“The Light of the World,” Friend, Dec. 1995, 48
In the Jerusalem of the Savior’s day, Jewish people celebrated many festivals. One of the most joyous of all the festivals was the Feast of Tabernacles, which lasted eight days. It was held to help the Jews remember how the Lord had led them in the wilderness after they had fled Egypt. It was also a feast of gratitude for the harvest. Many sacrifices and ceremonies were performed during these eight days, and the courtyards of the temple were illuminated by four golden candelabras.
During and after this celebration, the Savior went to the temple to preach to the people. On one of these visits, He said, “I am the light of the world: he that followeth me shall not walk in darkness, but shall have the light of life” (John 8:12). Just as the magnificent candelabras had lit the temple during the Feast of Tabernacles so that people could see where they were going physically, the Savior gives us light so that we can know where we are going spiritually.

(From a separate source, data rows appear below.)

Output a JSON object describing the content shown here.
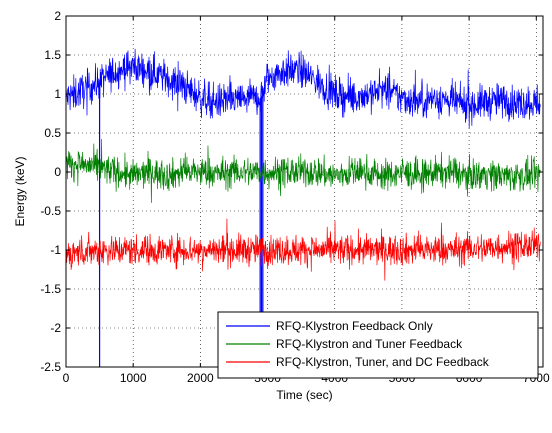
{
  "chart_data": {
    "type": "line",
    "title": "",
    "xlabel": "Time (sec)",
    "ylabel": "Energy (keV)",
    "xlim": [
      0,
      7100
    ],
    "ylim": [
      -2.5,
      2
    ],
    "xticks": [
      0,
      1000,
      2000,
      3000,
      4000,
      5000,
      6000,
      7000
    ],
    "yticks": [
      -2.5,
      -2,
      -1.5,
      -1,
      -0.5,
      0,
      0.5,
      1,
      1.5,
      2
    ],
    "xtick_labels": [
      "0",
      "1000",
      "2000",
      "3000",
      "4000",
      "5000",
      "6000",
      "7000"
    ],
    "ytick_labels": [
      "-2.5",
      "-2",
      "-1.5",
      "-1",
      "-0.5",
      "0",
      "0.5",
      "1",
      "1.5",
      "2"
    ],
    "grid": true,
    "legend_position": "bottom-right",
    "series": [
      {
        "name": "RFQ-Klystron Feedback Only",
        "color": "#0000ff",
        "noise_amplitude": 0.16,
        "x": [
          0,
          250,
          500,
          750,
          1000,
          1250,
          1500,
          1750,
          2000,
          2250,
          2500,
          2750,
          2900,
          3000,
          3250,
          3500,
          3750,
          4000,
          4250,
          4500,
          4750,
          5000,
          5250,
          5500,
          5750,
          6000,
          6250,
          6500,
          6750,
          7000
        ],
        "y": [
          0.95,
          1.05,
          1.15,
          1.3,
          1.35,
          1.3,
          1.2,
          1.1,
          0.95,
          0.9,
          0.92,
          0.95,
          0.95,
          1.2,
          1.3,
          1.3,
          1.15,
          1.0,
          0.95,
          1.0,
          1.05,
          0.95,
          0.9,
          0.95,
          0.9,
          0.85,
          0.9,
          0.92,
          0.88,
          0.9
        ],
        "spikes": [
          {
            "x": 500,
            "y_min": -2.5
          },
          {
            "x": 2890,
            "y_min": -2.5
          },
          {
            "x": 2910,
            "y_min": -2.5
          },
          {
            "x": 2930,
            "y_min": -2.5
          }
        ]
      },
      {
        "name": "RFQ-Klystron and Tuner Feedback",
        "color": "#008000",
        "noise_amplitude": 0.14,
        "x": [
          0,
          250,
          500,
          750,
          1000,
          1250,
          1500,
          1750,
          2000,
          2250,
          2500,
          2750,
          3000,
          3250,
          3500,
          3750,
          4000,
          4250,
          4500,
          4750,
          5000,
          5250,
          5500,
          5750,
          6000,
          6250,
          6500,
          6750,
          7000
        ],
        "y": [
          0.1,
          0.1,
          0.05,
          0.0,
          -0.05,
          0.0,
          -0.05,
          0.0,
          0.0,
          -0.02,
          0.0,
          0.0,
          0.0,
          0.0,
          0.0,
          0.0,
          -0.05,
          0.0,
          0.0,
          -0.05,
          0.0,
          -0.05,
          0.0,
          0.0,
          -0.05,
          -0.02,
          -0.05,
          -0.05,
          -0.05
        ]
      },
      {
        "name": "RFQ-Klystron, Tuner, and DC Feedback",
        "color": "#ff0000",
        "noise_amplitude": 0.14,
        "x": [
          0,
          250,
          500,
          750,
          1000,
          1250,
          1500,
          1750,
          2000,
          2250,
          2500,
          2750,
          3000,
          3250,
          3500,
          3750,
          4000,
          4250,
          4500,
          4750,
          5000,
          5250,
          5500,
          5750,
          6000,
          6250,
          6500,
          6750,
          7000
        ],
        "y": [
          -1.05,
          -1.02,
          -1.0,
          -1.0,
          -1.0,
          -1.0,
          -1.0,
          -1.0,
          -1.0,
          -1.0,
          -1.0,
          -1.0,
          -1.0,
          -1.0,
          -1.0,
          -1.0,
          -1.0,
          -1.0,
          -1.0,
          -1.0,
          -1.0,
          -1.0,
          -1.0,
          -1.0,
          -0.98,
          -0.98,
          -0.95,
          -0.95,
          -0.95
        ]
      }
    ]
  }
}
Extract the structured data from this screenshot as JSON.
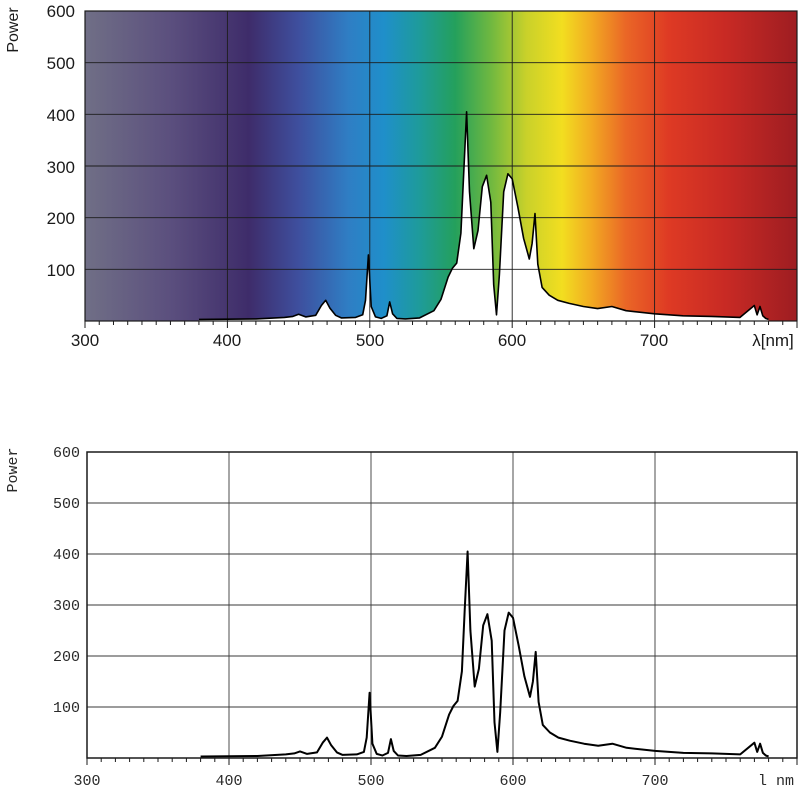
{
  "chart_data": [
    {
      "type": "area",
      "background": "visible-spectrum-gradient",
      "ylabel": "Power",
      "xlabel": "λ[nm]",
      "xlim": [
        300,
        800
      ],
      "ylim": [
        0,
        600
      ],
      "x_ticks": [
        "300",
        "400",
        "500",
        "600",
        "700"
      ],
      "y_ticks": [
        "100",
        "200",
        "300",
        "400",
        "500",
        "600"
      ],
      "grid": true,
      "fill_color": "#ffffff",
      "line_color": "#000000",
      "series": [
        {
          "x": [
            380,
            420,
            440,
            446,
            450,
            455,
            462,
            466,
            469,
            472,
            476,
            480,
            490,
            495,
            497,
            499,
            501,
            504,
            508,
            512,
            514,
            516,
            519,
            525,
            535,
            545,
            550,
            555,
            558,
            561,
            564,
            566,
            568,
            570,
            573,
            576,
            579,
            582,
            585,
            587,
            589,
            591,
            594,
            597,
            600,
            604,
            608,
            612,
            614,
            616,
            618,
            621,
            626,
            632,
            640,
            650,
            660,
            670,
            680,
            700,
            720,
            740,
            760,
            770,
            772,
            774,
            776,
            778,
            780
          ],
          "values": [
            3,
            4,
            7,
            9,
            13,
            8,
            11,
            30,
            40,
            25,
            11,
            6,
            7,
            12,
            40,
            128,
            28,
            8,
            5,
            10,
            37,
            14,
            5,
            4,
            6,
            20,
            42,
            85,
            102,
            112,
            170,
            290,
            405,
            250,
            140,
            175,
            260,
            282,
            230,
            70,
            12,
            90,
            250,
            285,
            275,
            220,
            160,
            120,
            150,
            208,
            110,
            65,
            50,
            40,
            34,
            28,
            24,
            28,
            20,
            14,
            10,
            9,
            7,
            30,
            12,
            28,
            10,
            5,
            3
          ]
        }
      ]
    },
    {
      "type": "line",
      "ylabel": "Power",
      "xlabel": "l nm",
      "xlim": [
        300,
        800
      ],
      "ylim": [
        0,
        600
      ],
      "x_ticks": [
        "300",
        "400",
        "500",
        "600",
        "700"
      ],
      "y_ticks": [
        "100",
        "200",
        "300",
        "400",
        "500",
        "600"
      ],
      "grid": true,
      "background_color": "#ffffff",
      "line_color": "#000000",
      "series": [
        {
          "x": [
            380,
            420,
            440,
            446,
            450,
            455,
            462,
            466,
            469,
            472,
            476,
            480,
            490,
            495,
            497,
            499,
            501,
            504,
            508,
            512,
            514,
            516,
            519,
            525,
            535,
            545,
            550,
            555,
            558,
            561,
            564,
            566,
            568,
            570,
            573,
            576,
            579,
            582,
            585,
            587,
            589,
            591,
            594,
            597,
            600,
            604,
            608,
            612,
            614,
            616,
            618,
            621,
            626,
            632,
            640,
            650,
            660,
            670,
            680,
            700,
            720,
            740,
            760,
            770,
            772,
            774,
            776,
            778,
            780
          ],
          "values": [
            3,
            4,
            7,
            9,
            13,
            8,
            11,
            30,
            40,
            25,
            11,
            6,
            7,
            12,
            40,
            128,
            28,
            8,
            5,
            10,
            37,
            14,
            5,
            4,
            6,
            20,
            42,
            85,
            102,
            112,
            170,
            290,
            405,
            250,
            140,
            175,
            260,
            282,
            230,
            70,
            12,
            90,
            250,
            285,
            275,
            220,
            160,
            120,
            150,
            208,
            110,
            65,
            50,
            40,
            34,
            28,
            24,
            28,
            20,
            14,
            10,
            9,
            7,
            30,
            12,
            28,
            10,
            5,
            3
          ]
        }
      ]
    }
  ]
}
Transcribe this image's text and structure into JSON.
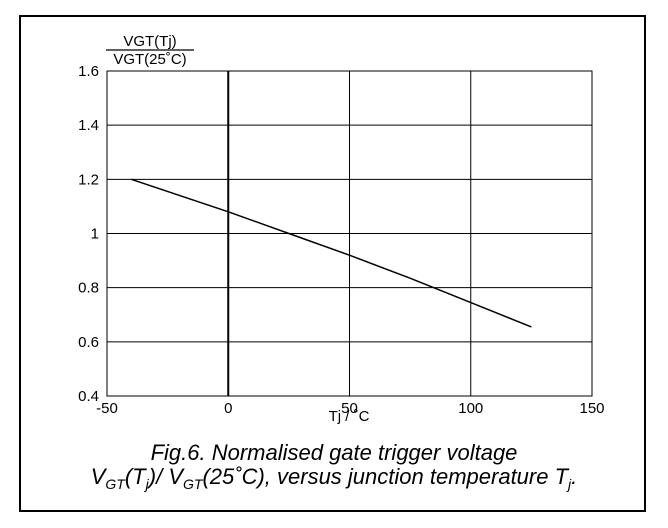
{
  "chart_data": {
    "type": "line",
    "ylabel_numerator": "VGT(Tj)",
    "ylabel_denominator": "VGT(25˚C)",
    "xlabel": "Tj / ˚C",
    "xlim": [
      -50,
      150
    ],
    "ylim": [
      0.4,
      1.6
    ],
    "xticks": [
      -50,
      0,
      50,
      100,
      150
    ],
    "xtick_labels": [
      "-50",
      "0",
      "50",
      "100",
      "150"
    ],
    "yticks": [
      0.4,
      0.6,
      0.8,
      1.0,
      1.2,
      1.4,
      1.6
    ],
    "ytick_labels": [
      "0.4",
      "0.6",
      "0.8",
      "1",
      "1.2",
      "1.4",
      "1.6"
    ],
    "grid": true,
    "series": [
      {
        "x": [
          -40,
          0,
          25,
          50,
          75,
          100,
          125
        ],
        "y": [
          1.2,
          1.08,
          1.0,
          0.92,
          0.835,
          0.745,
          0.655
        ]
      }
    ]
  },
  "caption": {
    "line1": "Fig.6.  Normalised gate trigger voltage",
    "v1": "V",
    "v1_sub": "GT",
    "t1_open": "(T",
    "t1_sub": "j",
    "t1_close": ")/ ",
    "v2": "V",
    "v2_sub": "GT",
    "mid": "(25˚C), versus junction temperature T",
    "t2_sub": "j",
    "end": "."
  }
}
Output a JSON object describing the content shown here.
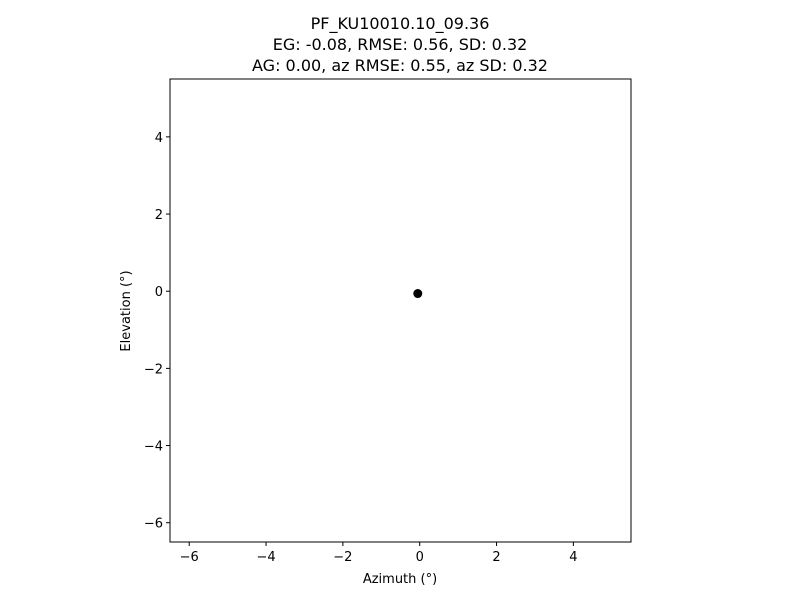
{
  "chart_data": {
    "type": "scatter",
    "title_lines": [
      "PF_KU10010.10_09.36",
      "EG: -0.08, RMSE: 0.56, SD: 0.32",
      "AG: 0.00, az RMSE: 0.55, az SD: 0.32"
    ],
    "xlabel": "Azimuth (°)",
    "ylabel": "Elevation (°)",
    "xlim": [
      -6.5,
      5.5
    ],
    "ylim": [
      -6.5,
      5.5
    ],
    "xticks": [
      -6,
      -4,
      -2,
      0,
      2,
      4
    ],
    "yticks": [
      -6,
      -4,
      -2,
      0,
      2,
      4
    ],
    "xtick_labels": [
      "−6",
      "−4",
      "−2",
      "0",
      "2",
      "4"
    ],
    "ytick_labels": [
      "−6",
      "−4",
      "−2",
      "0",
      "2",
      "4"
    ],
    "grid": false,
    "points": [
      {
        "x": -0.05,
        "y": -0.06
      }
    ],
    "marker_color": "#000000"
  }
}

After the Savior’s resurrection, He visited His people in the Americas. He taught them the same principles he had taught the people in Galilee: “Verily, verily, I say unto you, I give unto you to be the light of this people. A city that is set on a hill cannot be hid.
“Behold, do men light a candle and put it under a bushel? Nay, but on a candlestick, and it giveth light to all that are in the house;
“Therefore let your light so shine before this people, that they may see your good works and glorify your Father who is in heaven.” (3 Ne. 12:14–16.)
Later He added, “Behold I am the light; I have set an example for you . …
“Therefore, hold up your light that it may shine unto the world. Behold I am the light which ye shall hold up—that which ye have seen me do.” (3 Ne. 18:16, 24.)
The light of Christ will lead us to those things that are true, lovely, and uplifting. And when we seek after good things, and make them part of our lives, we can be a good example to others and hold up our light “that it may shine unto the world.”
“Even as Jesus himself is the light of the world, so he expects his saints to set perfect examples of righteousness so that they too shall shine forth as lights to their fellow men.” (Bruce R. McConkie, Doctrinal New Testament Commentary, 1:218.)